Note that in filling out the Table, you would have answered i-v.
Question 2 (30 Marks)
Refer to the PowerPoint presentation for Day 2 on Risk Management – Basic and Advanced Tools. Using the soft copy of the risk matrix template (see Group Exercise II) made available to you, do the following:
i. Identify the hazards and risks for the key stakeholders that you have identified above.
ii. Assess the probability (likelihood) of occurrence, the potential consequences and the resultant risk rating if no mitigating measures are put in place.
iii. For each of these risks, indicate what mitigating (control) measures should be instituted in order to reduce the likelihood of occurrence and the severity of the consequences
iv. Re-assess the likelihood of occurrence, the potential consequences and the revised risk rating in view of these measures. Note that in filling out the columns of the risk matrix, you would have answered i-iv. The final question below (v.) is listed on the risk matrix (template) spreadsheet itself.
v. In your opinion, which of these risks would be better assessed using a more quantitative risk tool e.g. Monte Carlo? Briefly explain your answer.
Topic 3: Procurement and Contracting
Your Australian based company will be bidding for the construction of a football stadium, similar in scope and complexity, to the Millennium Stadium. The stadium is to be constructed in Country X (Country X is a country of choice, but not the UK).
One of the main challenges in conducting the project in your chosen jurisdiction is to secure the services of suitably qualified and capable local sub-contractors for the supply of key services, materials and equipment.

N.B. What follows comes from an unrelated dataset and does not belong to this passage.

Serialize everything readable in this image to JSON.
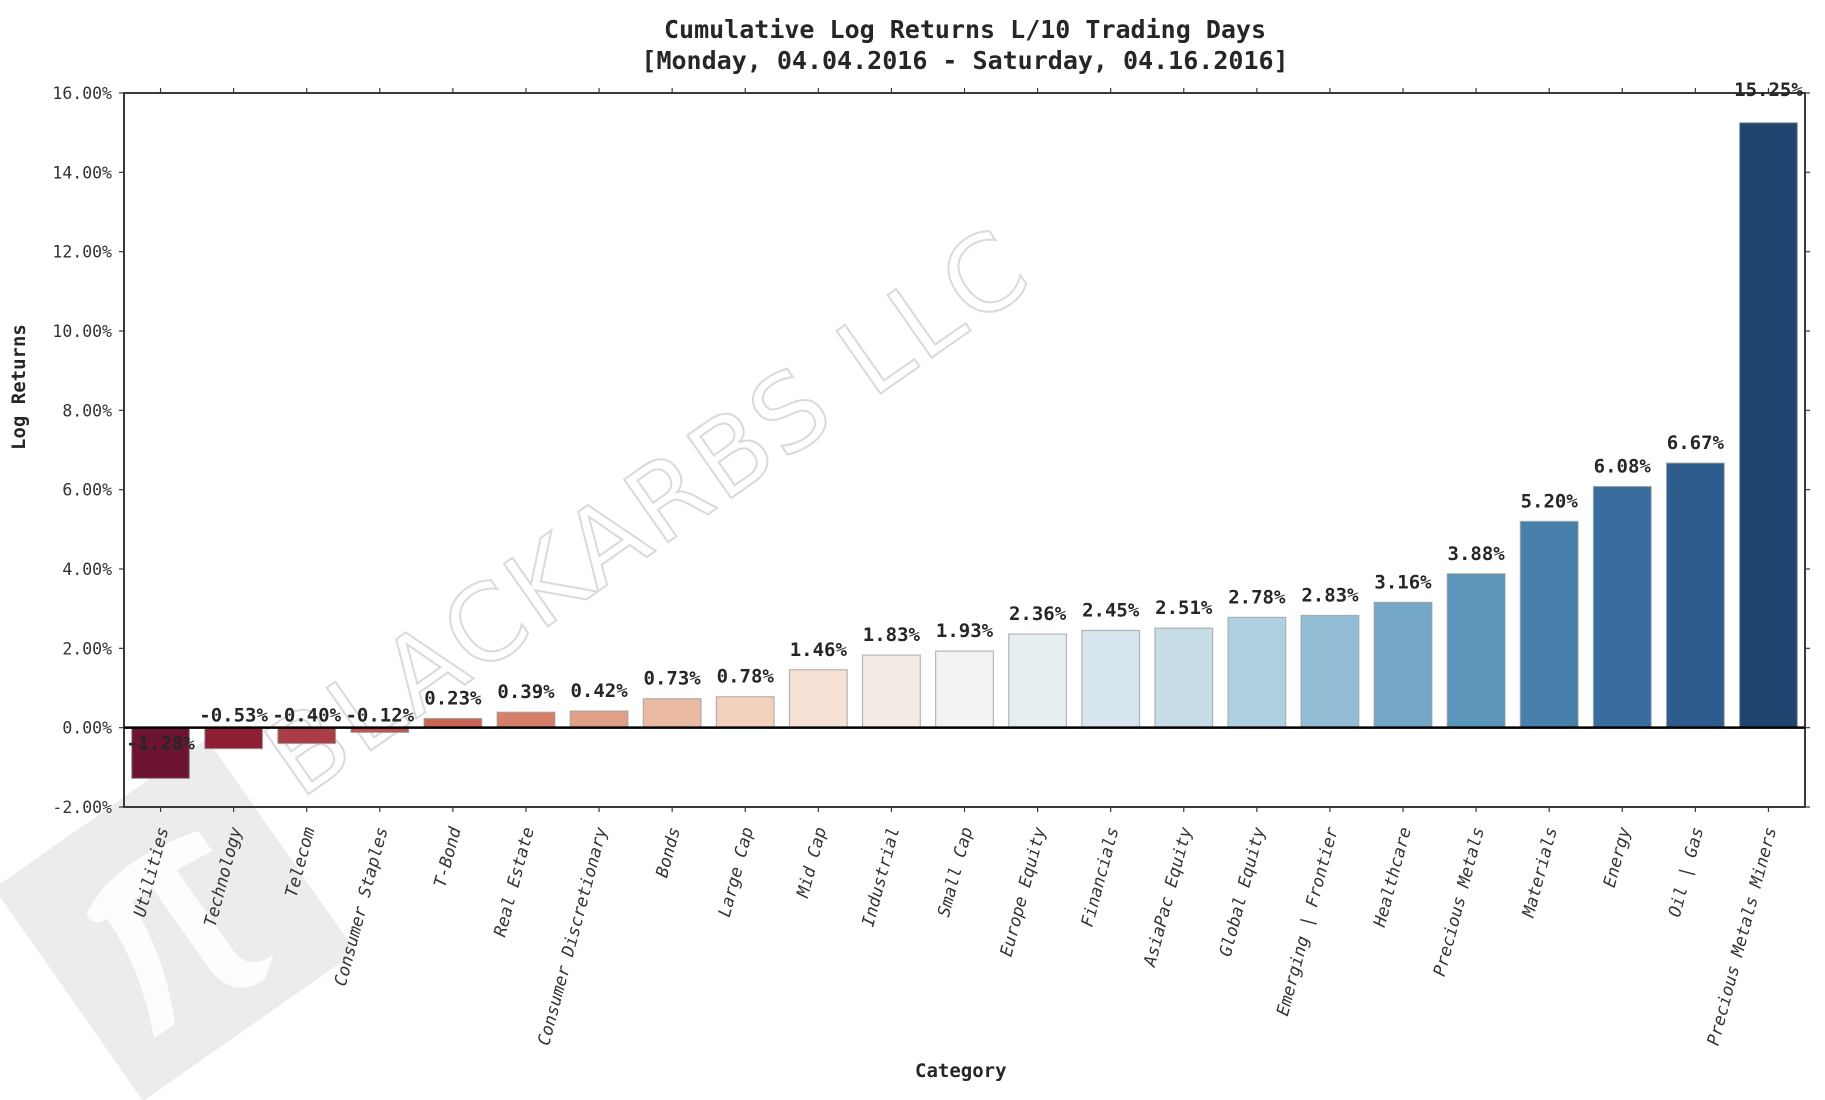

From your company’s perspective you need to engage with the relevant local sub-contractors prior to submitting your proposal for the Design and Construction of the stadium. In preparing for your tender submission, you need to:
1. Define the major work packages that you will require sub-contractors for (not more than 3): [mark – 10]
2. Define a procurement strategy (as comprehensive as you deem necessary) to engage the relevant sub-contractors (through a selective tendering process); [mark – 30]
3. Define the tendering process, with specific reference to your evaluation criteria (and weightings) to identify the most suitable sub-contractors; and [mark – 10]
4. Define the key performance metrics that you will incorporate in your contract management plan, which measures the performance of your subcontractors. You also need to illustrate how and when, your company – as the prime contractor – will provide your Client visibility of the performance of these sub-contractors. [mark – 10]
In addition to these specific requirements identify three key lessons learned from the Millennium Stadium project that you believe are critical to incorporate in your company’s dealings with its sub-contractors to ensure a successful contract and project delivery. Use the information from the Millennium Stadium case study to inform the development of your company’s procurement strategy, tender evaluation process, and sub-contractor performance measures.
• Assume that you have sufficient time to run a full tendering process to engage the most suitable local sub-contractors; and
• Identify suitable local conditions, methods of contracting, standard forms of contact, etc., for your chosen location.